En revanche, le réseau de tramways de la RATP et « quelques points » du réseau RER de la RATP [Paris intra-muros et petite couronne, ndlr] « pourraient être impactés », indique l’opérateur qui dit « travailler actuellement avec Enedis pour identifier les secteurs qui pourraient être impactés en cas de mesures de délestage ».
Quant aux autobus, dont une part conséquente roule au diesel (72 % des véhicules sont dans ce cas en France), ils ne devraient logiquement pas subir d’impact. De même que les bus électriques chargés avant de prendre la route.
La régie, qui a signé la charte Ecowatt, dit par ailleurs poursuivre ses efforts pour réduire sa consommation d’énergie.
Du côté de Keolis, on répondait début décembre que « les choses n’étaient pas complètement stabilisées » et que l’entreprise avait formulé plusieurs demandes auprès des préfets et des distributeurs d’électricité : pas de délestage pour les métros, qui doivent être considérés comme prioritaires, « en cohérence avec leur statut d’opérateur d’importance vitale » car « cela pourrait exposer, en cas de coupures inopinées, à des évacuations par les tunnels toujours problématiques ». Keolis exploite les métros de Lille, Lyon et Rennes.
Des bus de substitution sur les lignes de tramway
« Il n’y a pas de règle nationale, les mesures de délestage seront décidées au niveau préfectoral », explique Keolis. Le délestage éventuel pour des tramways serait opérationnellement moins critique, selon l’opérateur, « même si cela serait très perturbant pour les usagers ». La filiale de la SNCF qui exploite ceux de Besançon, Bordeaux, Caen, Dijon, Le Mans, Lille, Lyon, Nancy, Orléans, Strasbourg, Tours et le T9 en Ile-de-France, insiste sur la nécessité de disposer, au plus tard la veille, à 17 heures, d’une information précise sur les heures de délestage du lendemain. « Nous ne pouvons pas faire des annonces aux voyageurs sur la seule base d’un risque potentiel de délestage ».

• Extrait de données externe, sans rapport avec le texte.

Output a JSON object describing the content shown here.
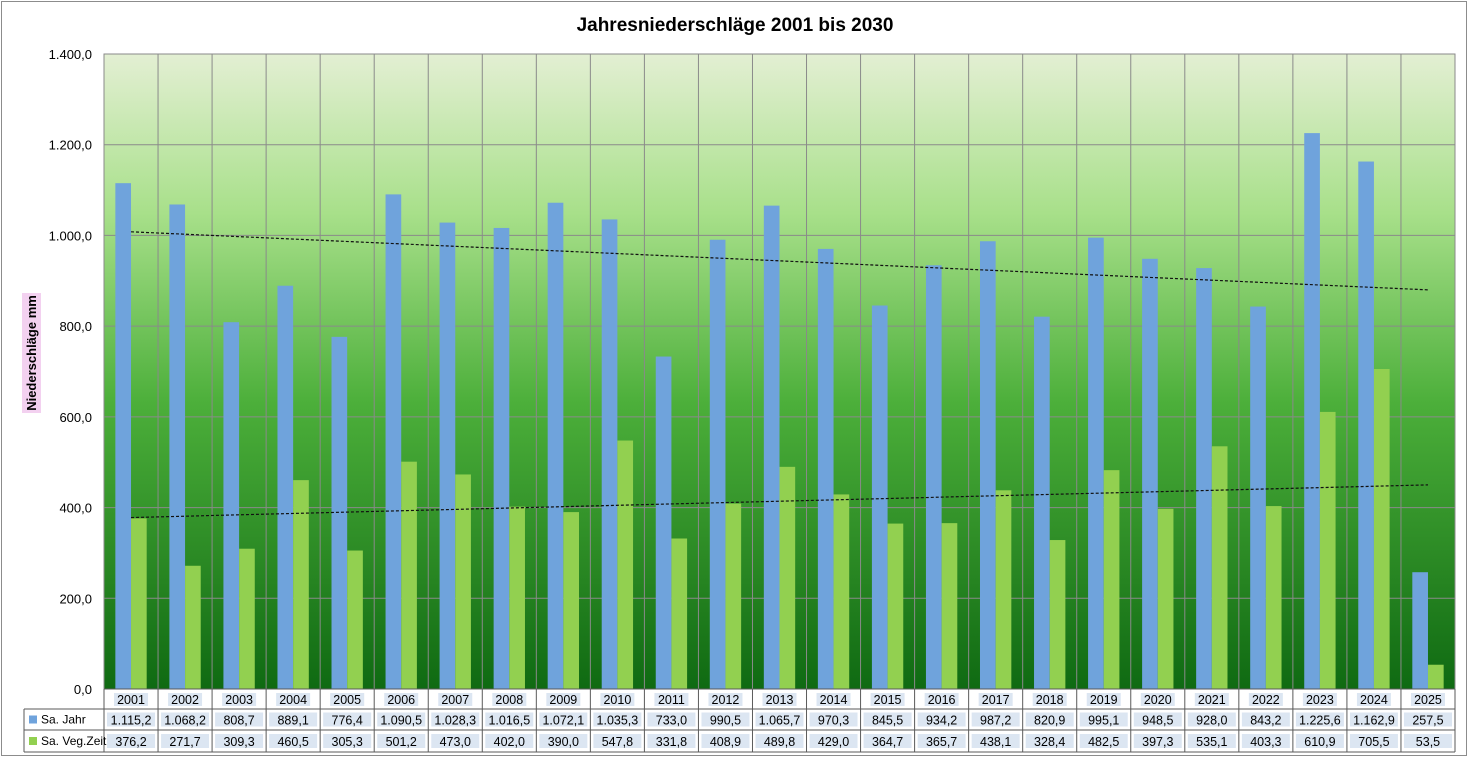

Transdev qui exploite des réseaux de tramways dans plusieurs villes françaises (Nantes, Rouen, Saint-Etienne, Mulhouse, Grenoble, Avignon…) « se prépare à l’éventualité de coupures partielles ou totales de l’alimentation électrique. Des discussions sont en cours avec les autorités organisatrices de transport pour préparer des plans de transports adaptés (PTA), à l’instar d’autres situations qui génèrent des perturbations, comme les travaux par exemple », veut relativiser la filiale de la Caisse des Dépôts.

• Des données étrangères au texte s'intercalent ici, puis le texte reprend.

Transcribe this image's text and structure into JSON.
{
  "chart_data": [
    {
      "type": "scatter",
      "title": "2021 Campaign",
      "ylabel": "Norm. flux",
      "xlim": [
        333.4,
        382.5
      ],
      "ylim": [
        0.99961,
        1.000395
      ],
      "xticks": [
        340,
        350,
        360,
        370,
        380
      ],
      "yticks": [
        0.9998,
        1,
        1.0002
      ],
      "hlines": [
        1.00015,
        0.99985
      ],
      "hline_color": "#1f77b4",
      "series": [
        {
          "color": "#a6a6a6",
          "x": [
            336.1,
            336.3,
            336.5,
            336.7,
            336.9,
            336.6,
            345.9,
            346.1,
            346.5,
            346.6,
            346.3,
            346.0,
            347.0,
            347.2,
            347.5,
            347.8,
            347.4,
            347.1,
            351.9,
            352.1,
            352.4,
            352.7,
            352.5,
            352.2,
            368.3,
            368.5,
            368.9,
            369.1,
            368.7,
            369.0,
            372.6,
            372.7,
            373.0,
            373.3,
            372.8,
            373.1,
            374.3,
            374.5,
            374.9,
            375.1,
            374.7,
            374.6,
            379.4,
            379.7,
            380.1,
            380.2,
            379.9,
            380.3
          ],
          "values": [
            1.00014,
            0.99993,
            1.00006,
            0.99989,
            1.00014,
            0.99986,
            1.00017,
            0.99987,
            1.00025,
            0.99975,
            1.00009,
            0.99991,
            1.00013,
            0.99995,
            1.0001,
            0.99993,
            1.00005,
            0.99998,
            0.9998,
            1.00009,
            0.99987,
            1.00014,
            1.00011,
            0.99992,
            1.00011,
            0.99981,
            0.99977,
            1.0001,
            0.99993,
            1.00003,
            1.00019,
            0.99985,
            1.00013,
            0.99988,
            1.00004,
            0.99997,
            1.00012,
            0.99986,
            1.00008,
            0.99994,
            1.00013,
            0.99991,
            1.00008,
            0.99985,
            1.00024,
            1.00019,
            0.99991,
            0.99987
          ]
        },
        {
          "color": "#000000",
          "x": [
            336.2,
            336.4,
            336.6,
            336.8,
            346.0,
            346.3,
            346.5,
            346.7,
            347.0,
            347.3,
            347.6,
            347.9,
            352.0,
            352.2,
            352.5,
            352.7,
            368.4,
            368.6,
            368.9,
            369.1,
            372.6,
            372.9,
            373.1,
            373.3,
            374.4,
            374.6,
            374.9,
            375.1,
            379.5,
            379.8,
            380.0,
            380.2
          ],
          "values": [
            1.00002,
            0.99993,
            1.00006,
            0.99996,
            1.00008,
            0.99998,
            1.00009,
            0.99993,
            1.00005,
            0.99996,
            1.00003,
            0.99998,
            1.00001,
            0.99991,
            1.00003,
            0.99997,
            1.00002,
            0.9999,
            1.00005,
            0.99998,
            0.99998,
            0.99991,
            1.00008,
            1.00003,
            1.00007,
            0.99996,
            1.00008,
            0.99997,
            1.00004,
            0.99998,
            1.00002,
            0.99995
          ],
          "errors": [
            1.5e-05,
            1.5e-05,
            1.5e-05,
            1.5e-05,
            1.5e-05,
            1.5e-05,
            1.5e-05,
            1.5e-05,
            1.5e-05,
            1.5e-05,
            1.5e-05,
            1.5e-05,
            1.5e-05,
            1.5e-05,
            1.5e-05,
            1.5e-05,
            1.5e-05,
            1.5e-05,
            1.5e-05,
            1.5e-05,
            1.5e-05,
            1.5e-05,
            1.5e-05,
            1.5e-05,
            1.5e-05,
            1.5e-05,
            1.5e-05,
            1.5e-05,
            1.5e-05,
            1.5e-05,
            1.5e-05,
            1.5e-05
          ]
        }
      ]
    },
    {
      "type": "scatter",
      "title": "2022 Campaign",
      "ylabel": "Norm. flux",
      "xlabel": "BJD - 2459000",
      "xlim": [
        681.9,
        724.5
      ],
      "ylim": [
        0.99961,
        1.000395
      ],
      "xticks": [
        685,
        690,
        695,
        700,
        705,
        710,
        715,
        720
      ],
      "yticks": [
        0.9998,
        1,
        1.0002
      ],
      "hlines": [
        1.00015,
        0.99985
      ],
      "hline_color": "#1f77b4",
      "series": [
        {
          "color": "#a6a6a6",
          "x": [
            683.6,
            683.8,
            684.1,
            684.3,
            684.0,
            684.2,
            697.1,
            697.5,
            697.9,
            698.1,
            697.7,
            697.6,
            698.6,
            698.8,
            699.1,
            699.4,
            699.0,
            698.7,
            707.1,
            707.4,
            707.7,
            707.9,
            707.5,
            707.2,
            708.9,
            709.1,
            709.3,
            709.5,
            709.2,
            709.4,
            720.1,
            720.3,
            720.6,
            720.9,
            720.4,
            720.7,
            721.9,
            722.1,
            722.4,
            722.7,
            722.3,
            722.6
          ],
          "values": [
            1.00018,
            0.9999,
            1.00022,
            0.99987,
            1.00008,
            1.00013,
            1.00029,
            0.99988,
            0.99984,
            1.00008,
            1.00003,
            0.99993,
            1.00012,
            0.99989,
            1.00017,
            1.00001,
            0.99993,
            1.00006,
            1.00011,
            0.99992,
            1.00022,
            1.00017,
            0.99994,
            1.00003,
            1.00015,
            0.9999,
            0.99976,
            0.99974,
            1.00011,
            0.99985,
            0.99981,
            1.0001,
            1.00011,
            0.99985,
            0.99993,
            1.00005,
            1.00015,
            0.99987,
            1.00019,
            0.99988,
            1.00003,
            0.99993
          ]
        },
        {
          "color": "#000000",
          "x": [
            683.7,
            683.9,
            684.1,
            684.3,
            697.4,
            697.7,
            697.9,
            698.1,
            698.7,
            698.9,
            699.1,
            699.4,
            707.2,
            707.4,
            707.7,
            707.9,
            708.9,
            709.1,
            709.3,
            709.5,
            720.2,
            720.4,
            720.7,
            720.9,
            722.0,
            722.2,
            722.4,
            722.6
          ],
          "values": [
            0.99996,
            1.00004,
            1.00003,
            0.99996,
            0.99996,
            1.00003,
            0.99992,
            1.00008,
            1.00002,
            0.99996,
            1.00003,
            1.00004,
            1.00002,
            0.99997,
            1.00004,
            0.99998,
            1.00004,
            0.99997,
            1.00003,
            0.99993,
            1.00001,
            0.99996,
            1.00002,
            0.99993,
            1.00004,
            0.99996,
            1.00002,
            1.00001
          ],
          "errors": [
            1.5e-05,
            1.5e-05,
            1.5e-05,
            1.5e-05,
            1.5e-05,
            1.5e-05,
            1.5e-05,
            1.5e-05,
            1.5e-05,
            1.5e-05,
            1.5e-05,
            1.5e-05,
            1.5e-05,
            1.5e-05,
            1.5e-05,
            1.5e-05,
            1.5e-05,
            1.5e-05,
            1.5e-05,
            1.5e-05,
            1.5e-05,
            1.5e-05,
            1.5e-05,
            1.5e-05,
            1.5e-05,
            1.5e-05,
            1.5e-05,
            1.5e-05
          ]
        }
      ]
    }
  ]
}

« Si les alertes sont lancées à J-3 comme le prévoit le dispositif Ecowatt, cela permettra aux réseaux d’organiser des PTA et d’informer les usagers des conséquences avant les coupures », explique Transdev. Les délestages pourraient se traduire, par des réductions de fréquences de passage des trams, pour s’adapter à la baisse de la puissance électrique disponible, la mise en place de services partiels ou bien de bus de substitution.
« En cas de coupure impactant les systèmes de sécurité, au premier desquels la radio, des interruptions temporaires de l’ensemble des services pourraient avoir lieu », prévient également Transdev.